Sesuai dengan namanya, ‘Bayt A-Quran Al-Akbar’ yang kalau diartikan ke dalam bahasa Indonesia adalah Rumah Al-Quran Besar atau Rumah Besar Al-Quran ini akan membuat anda berdecak kagum ketika melihat detail di dalamnya. Semua tulisan Al-Quran yang tertulis diatas kayu lebar itu adalah karya ukir. Subhaanallah.
Palembang ini memang terkenal dengan ukiran kayunya. Jangan salah ya teman-teman bukan hanya Jepara pusat ukir dinegara kita. Palembang juga merupakan daerah penghasil ukiran kayu.
Sudah terbayangkan untuk mengukir 1 halaman Al-Quran pada 1 papan kayu sulitnya seperti apa dan ini sudah ada berpuluh-puluh papan yang sudah terpasang dan semuaya ukiran. Sayang saat saya berkunjung kesana, hanya dibuka hingga lantai 3 saya.
Oh ya, masuk ke wisata religi disini hanya dikenakan biaya masuk Rp 5.000,- per orang. Tetapi, mereka mewajibkan pengunjung untuk berbusana sopan dan tertutup.
Tenang, bagi para pengunjung yang tidak membawa kerudung atau bercelanakan pendek, mereka memberi pinjaman kerudung gratis dan juga sarung di pintu masuknya. Bayt Al-Quran ini berdiri di seberang sebuah pesantren di kawasan Gandus.

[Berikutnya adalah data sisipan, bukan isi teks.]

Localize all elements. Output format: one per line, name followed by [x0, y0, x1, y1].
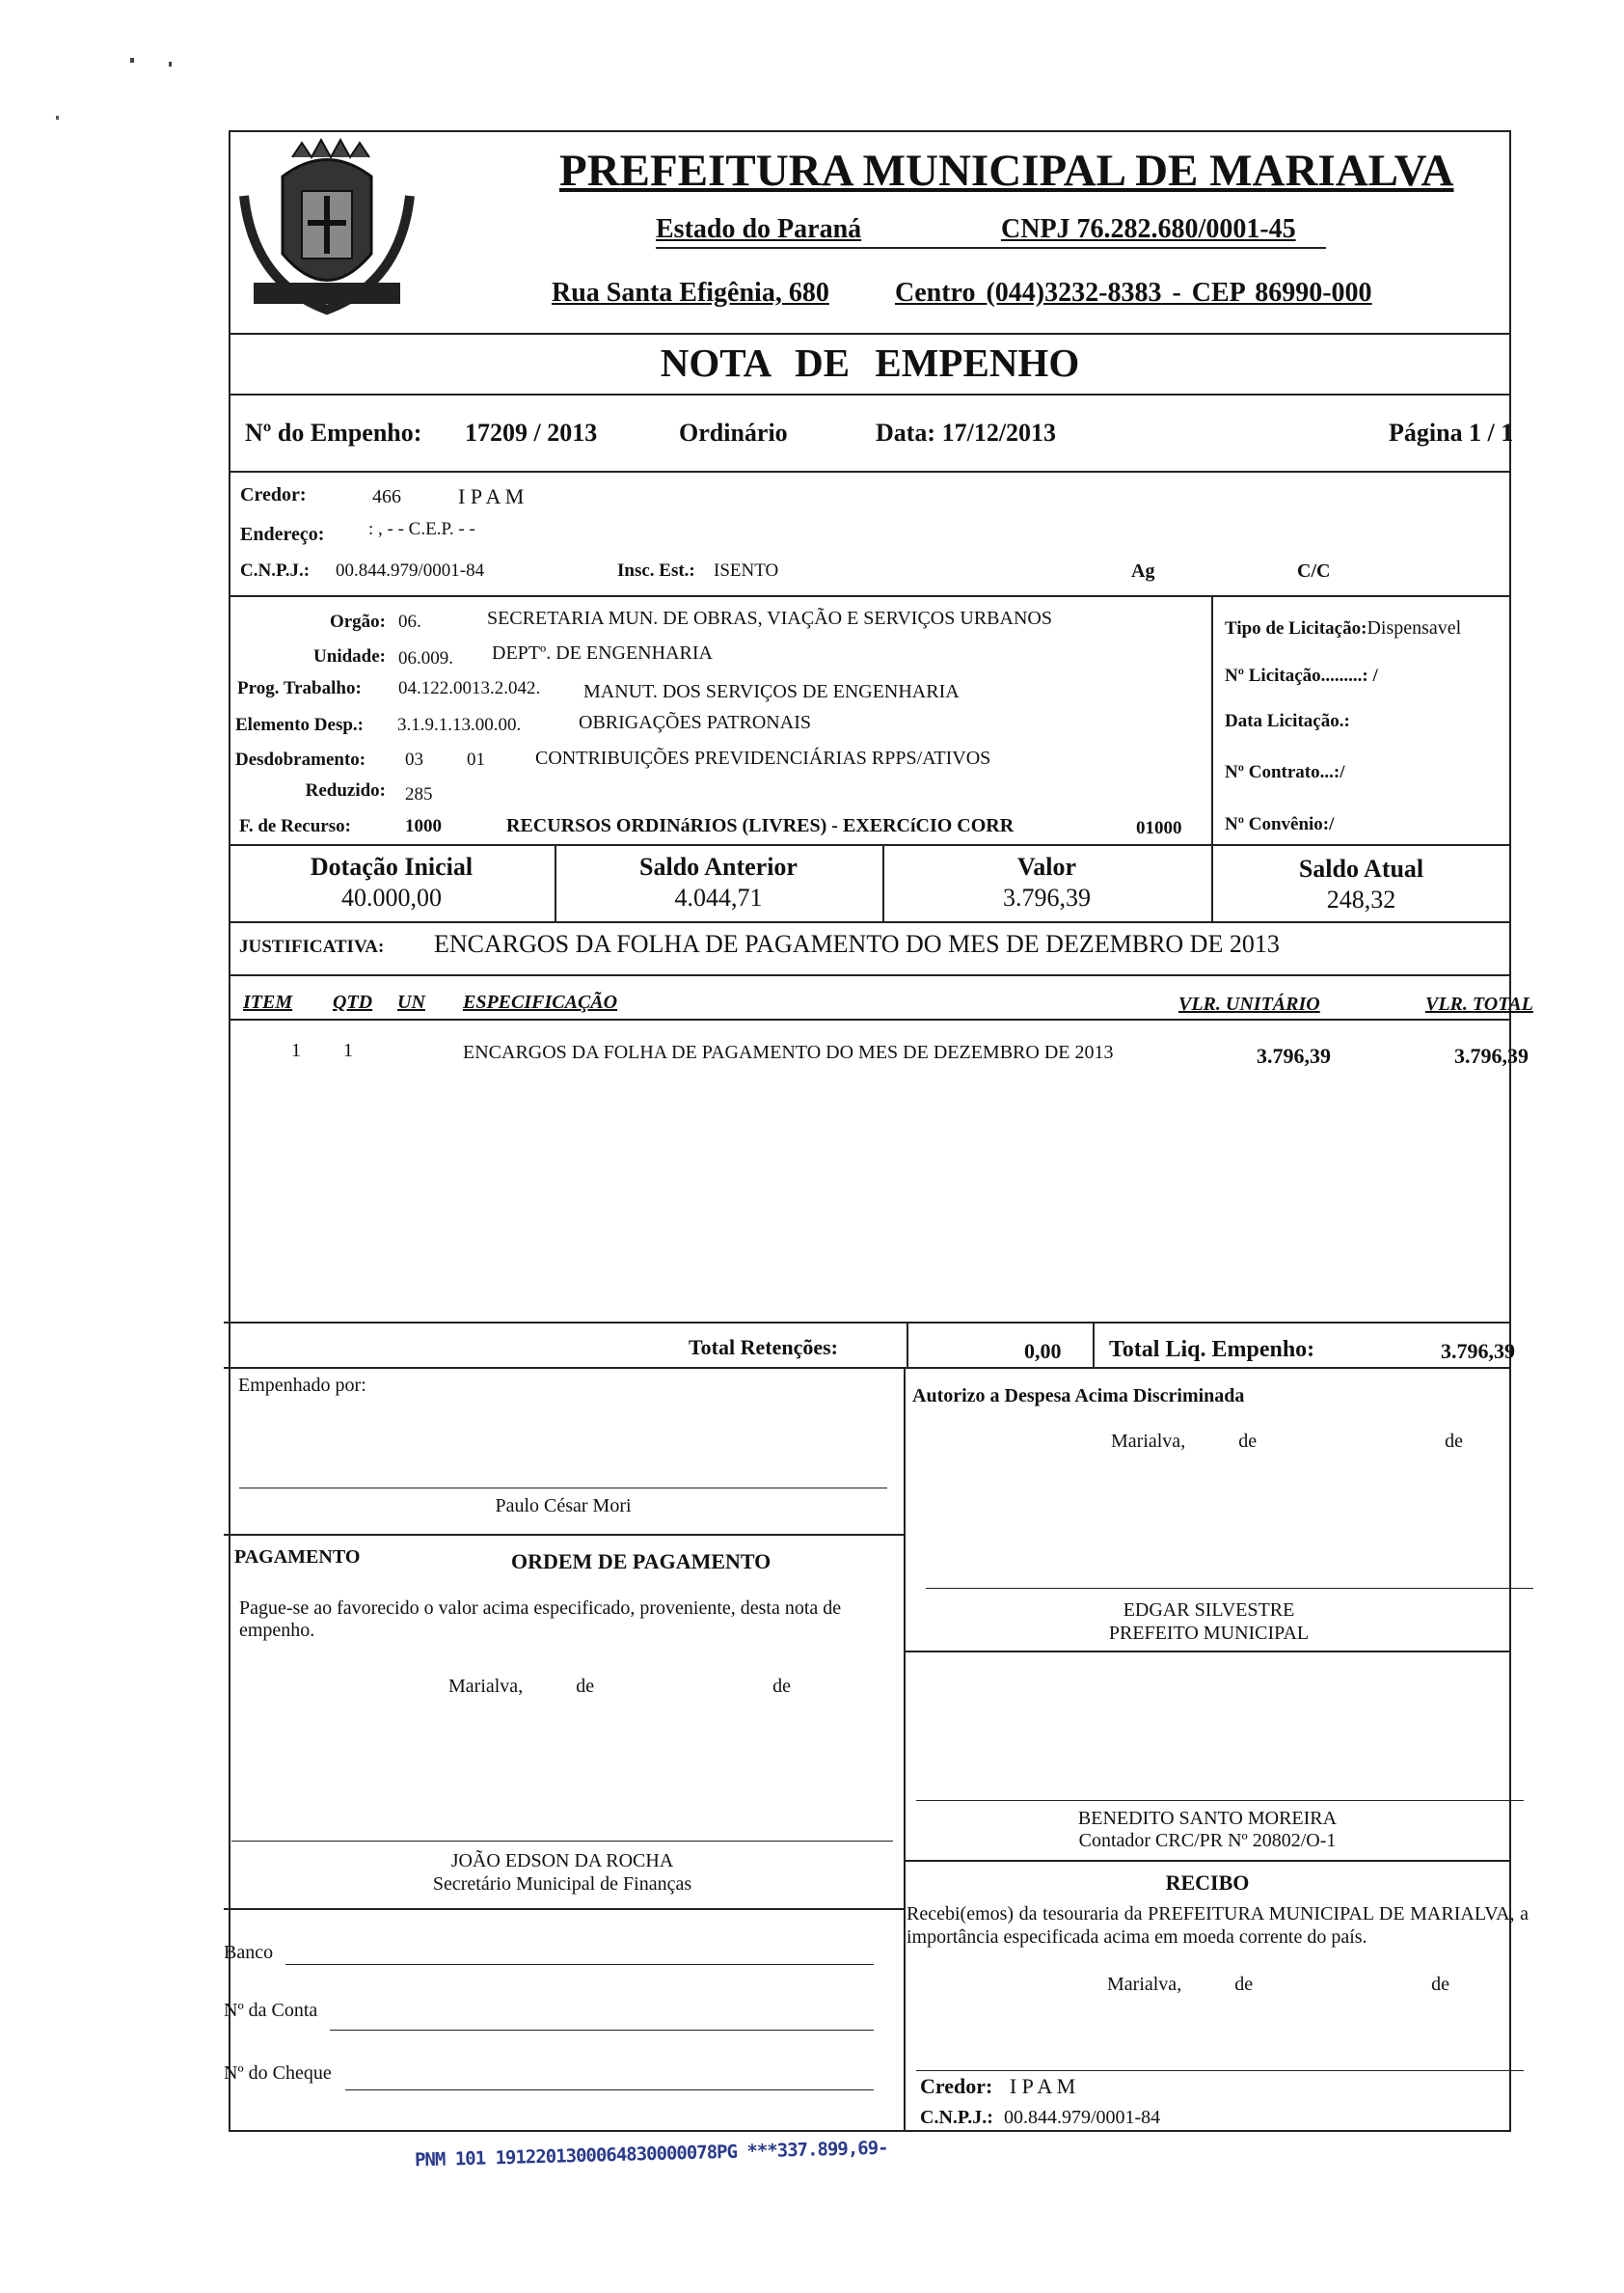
valor-value: 3.796,39 [1003, 884, 1091, 912]
recibo-cnpj-value: 00.844.979/0001-84 [1003, 2107, 1161, 2128]
licitacao-date: Data Licitação.: [1225, 711, 1350, 731]
valor-label: Valor [1016, 853, 1077, 881]
prog-code: 04.122.0013.2.042. [398, 678, 541, 698]
elemento-label: Elemento Desp.: [235, 715, 364, 735]
justificativa-text: ENCARGOS DA FOLHA DE PAGAMENTO DO MES DE DEZEMBRO DE 2013 [434, 930, 1280, 958]
reduzido-label: Reduzido: [305, 780, 386, 801]
header-contact: Centro (044)3232-8383 - CEP 86990-000 [895, 278, 1372, 308]
pagamento-city: Marialva, [448, 1676, 524, 1697]
empenhado-label: Empenhado por: [238, 1375, 366, 1396]
page-number: 1 / 1 [1469, 419, 1514, 447]
elemento-desc: OBRIGAÇÕES PATRONAIS [579, 712, 811, 733]
licitacao-number: Nº Licitação.........: / [1225, 666, 1378, 686]
total-value-header: VLR. TOTAL [1425, 994, 1533, 1015]
un-header: UN [397, 992, 425, 1013]
retencoes-value: 0,00 [1024, 1339, 1062, 1363]
recibo-credor-row [920, 2074, 1075, 2099]
scan-speck [169, 62, 172, 67]
prefeito-name: EDGAR SILVESTRE [1123, 1599, 1295, 1621]
empenho-date: Data: 17/12/2013 [876, 419, 1057, 447]
espec-header: ESPECIFICAÇÃO [463, 992, 618, 1013]
contrato-number: Nº Contrato...:/ [1225, 762, 1345, 782]
prog-desc: MANUT. DOS SERVIÇOS DE ENGENHARIA [583, 681, 960, 702]
secretario-title: Secretário Municipal de Finanças [432, 1873, 692, 1895]
recibo-title: RECIBO [1165, 1870, 1250, 1895]
convenio-number: Nº Convênio:/ [1225, 814, 1335, 834]
unidade-code: 06.009. [398, 648, 453, 669]
elemento-code: 3.1.9.1.13.00.00. [397, 715, 522, 735]
saldo-anterior-value: 4.044,71 [674, 884, 763, 912]
cnpj-label: C.N.P.J.: [240, 560, 311, 581]
recibo-text: Recebi(emos) da tesouraria da PREFEITURA MUNICIPAL DE MARIALVA, a importância especificada acima em moeda corrente do país. [907, 1903, 1529, 1948]
desdobramento-a: 03 [405, 750, 423, 770]
empenho-type: Ordinário [679, 419, 788, 447]
recibo-date-row [1107, 1974, 1449, 1996]
licitacao-type-label: Tipo de Licitação: [1225, 618, 1367, 639]
recibo-cnpj-label: C.N.P.J.: [920, 2107, 993, 2128]
endereco-value: : , - - C.E.P. - - [368, 519, 475, 539]
unit-value-header: VLR. UNITÁRIO [1178, 994, 1320, 1015]
doc-title: NOTA DE EMPENHO [660, 341, 1080, 385]
item-qtd: 1 [343, 1040, 353, 1061]
reduzido-value: 285 [405, 784, 433, 805]
empenho-number: 17209 / 2013 [465, 419, 598, 447]
recibo-credor-name: I P A M [1009, 2074, 1076, 2098]
pagamento-date-row [448, 1676, 791, 1698]
header-cnpj: CNPJ 76.282.680/0001-45 [1001, 214, 1296, 244]
pagamento-de-1: de [576, 1676, 595, 1697]
contador-name: BENEDITO SANTO MOREIRA [1077, 1808, 1338, 1829]
endereco-label: Endereço: [240, 524, 325, 545]
empenhado-name: Paulo César Mori [495, 1495, 632, 1516]
prog-label: Prog. Trabalho: [237, 678, 362, 698]
secretario-name: JOÃO EDSON DA ROCHA [450, 1850, 674, 1871]
page-label: Página [1389, 419, 1463, 447]
saldo-anterior-label: Saldo Anterior [639, 853, 798, 881]
item-number: 1 [291, 1040, 301, 1061]
empenho-number-label: Nº do Empenho: [245, 419, 422, 447]
dotacao-value: 40.000,00 [341, 884, 442, 912]
justificativa-label: JUSTIFICATIVA: [239, 937, 385, 957]
recurso-code: 1000 [405, 816, 442, 836]
recibo-de-1: de [1234, 1974, 1254, 1995]
recibo-cnpj-row [920, 2107, 1160, 2129]
cc-label: C/C [1297, 560, 1331, 582]
scan-speck [130, 58, 134, 63]
credor-code: 466 [372, 486, 401, 507]
bank-stamp-text: PNM 101 1912201300064830000078PG ***337.899,69- [414, 2137, 888, 2171]
cheque-label: Nº do Cheque [224, 2062, 332, 2084]
desdobramento-label: Desdobramento: [235, 750, 366, 770]
insc-label: Insc. Est.: [617, 560, 695, 581]
recurso-extra: 01000 [1136, 818, 1182, 838]
saldo-atual-label: Saldo Atual [1298, 855, 1424, 883]
orgao-desc: SECRETARIA MUN. DE OBRAS, VIAÇÃO E SERVIÇOS URBANOS [487, 608, 1052, 629]
retencoes-label: Total Retenções: [689, 1335, 838, 1359]
pagamento-text: Pague-se ao favorecido o valor acima especificado, proveniente, desta nota de empenho. [239, 1597, 842, 1641]
header-title: PREFEITURA MUNICIPAL DE MARIALVA [559, 146, 1454, 196]
recibo-credor-label: Credor: [920, 2074, 993, 2098]
autorizo-date-row [1111, 1431, 1463, 1453]
header-state: Estado do Paraná [656, 214, 862, 244]
autorizo-city: Marialva, [1111, 1431, 1186, 1452]
qtd-header: QTD [333, 992, 373, 1013]
pagamento-label: PAGAMENTO [234, 1546, 361, 1568]
desdobramento-b: 01 [467, 750, 485, 770]
item-spec: ENCARGOS DA FOLHA DE PAGAMENTO DO MES DE DEZEMBRO DE 2013 [463, 1042, 1114, 1063]
ag-label: Ag [1131, 560, 1155, 582]
orgao-code: 06. [398, 612, 421, 632]
credor-label: Credor: [240, 484, 307, 505]
credor-name: I P A M [458, 484, 525, 508]
prefeito-title: PREFEITO MUNICIPAL [1108, 1623, 1310, 1644]
licitacao-type: Dispensavel [1367, 617, 1462, 639]
scan-speck [56, 116, 59, 120]
liquido-value: 3.796,39 [1441, 1339, 1515, 1363]
insc-value: ISENTO [714, 560, 779, 581]
unidade-desc: DEPTº. DE ENGENHARIA [492, 642, 713, 664]
recurso-label: F. de Recurso: [239, 816, 351, 836]
unidade-label: Unidade: [313, 646, 386, 667]
contador-title: Contador CRC/PR Nº 20802/O-1 [1078, 1830, 1337, 1851]
orgao-label: Orgão: [329, 612, 386, 632]
item-header: ITEM [243, 992, 293, 1013]
banco-label: Banco [224, 1942, 274, 1963]
liquido-label: Total Liq. Empenho: [1109, 1337, 1315, 1362]
cnpj-value: 00.844.979/0001-84 [336, 560, 485, 581]
saldo-atual-value: 248,32 [1326, 886, 1396, 914]
autorizo-text: Autorizo a Despesa Acima Discriminada [912, 1385, 1245, 1406]
recibo-de-2: de [1431, 1974, 1449, 1995]
pagamento-de-2: de [772, 1676, 791, 1697]
recurso-desc: RECURSOS ORDINáRIOS (LIVRES) - EXERCíCIO CORR [506, 815, 1015, 836]
autorizo-de-1: de [1238, 1431, 1258, 1452]
item-total-value: 3.796,39 [1454, 1044, 1529, 1068]
dotacao-label: Dotação Inicial [310, 853, 474, 881]
autorizo-de-2: de [1445, 1431, 1463, 1452]
ordem-pagamento-title: ORDEM DE PAGAMENTO [511, 1549, 771, 1573]
municipal-coat-of-arms-icon [234, 138, 420, 331]
item-unit-value: 3.796,39 [1257, 1044, 1331, 1068]
licitacao-type-row [1225, 617, 1461, 640]
recibo-city: Marialva, [1107, 1974, 1182, 1995]
conta-label: Nº da Conta [224, 2000, 318, 2021]
header-street: Rua Santa Efigênia, 680 [552, 278, 829, 308]
desdobramento-desc: CONTRIBUIÇÕES PREVIDENCIÁRIAS RPPS/ATIVOS [535, 748, 991, 769]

Tak sampai 1 jam kunjungan kami ke Bayt Al-Quran ini, kami pun diantarkan kembali menuju hotel karena waktu sudah menunjukkan pukul 15.30 kala itu.

Jembatan Ampera di malam hari
Hari pertama saya di Palembang ditutup dengan berkeliling kawasan Jembatan Ampera. Setelah 10 tahun kembali lagi kesini sepertinya saya tidak melihat banyak perubahan yang signifikan kecuali food court yang ada dipinggir jembatan Ampera.
Seingat saya, 10 tahun lalu food court itu belum ada. Mungkin bukan 100% food court karena saya tidak tahu, dilantai atas bangunan itu terisi restoran juga atau tempat belanja lainnya. Kalau tidak salah namanya ‘Ampera Convention Center‘.
Saya duduk di salah satu restoran yang ada dan mengambil tempat duduk dipaling pinggir dekat pagar yang tidak berbatasan langsung dengan sungai Musi. Tak henti saya menatapi jembatan Ampera di malam hari dengan penerangan yang didominasi warna merah.
Ya, baru kali ini saya melihat jembatan Ampera di malam hari. Sepuluh tahun yang lalu saya berkunjung ke jembatan Ampera disekitar pukul 8 pagi. Karena memang, alm. Papa saya sengaja membuat rute memutar dan melewati jembatan Ampera agar perjalanan lintas Sumatra kami tidak membosankan.
Setelah berswafoto dengan latar belakang, kami mengunjungi museum yang terletak disamping jembatan Ampera. Saat itu, saya lihat banyak perahu yang melintas di sungai musi dan saya berkata pada alm. Papa saya bahwa saya ingin menaiki perahu itu.
Tetapi saat itu alm. Papa menolak dengan alasan keamanan.
Kami menikmati makan malam dengan pemandangan Jembatan Ampera di malam hari.
Setelah menyelesaikan makan malam, kami berjalan menyusuri pinggir sungai musi hingga sampai di patung ikan. Banyak pedagang makanan dan mainan disana. Kami berswafoto dengan patung ikan dan latar belakang sungai musi. Malam itu kami berenam. Saya dan suami, serta teman suami saya yang membawa serta istri dan kedua anaknya.
Di depan patung ikan itu terdapat benteng yang terkenal di Palembang, yaitu Benteng Kuto Besak.
Benteng Kuto Besak ini diawal pembangunannya merupakan pusat Kesultanan Palembang yang dibangun dan diprakarsai oleh aultab Mahmud Badaruddin I dan kini menjadi lokasi TNI yang dijaga ketat di pintu masuknya.
Saya sendiri belum banyak tahu tentang sejarah Benteng Kuto Besak ini. Semoga dilain kesempatan saya bisa berkunjung kembali ke Tanah Sriwijaya dan bisa mengulik lebih dalam sejarah-sejarah yang ada disini termasuk Benteng Kuto Besak ini.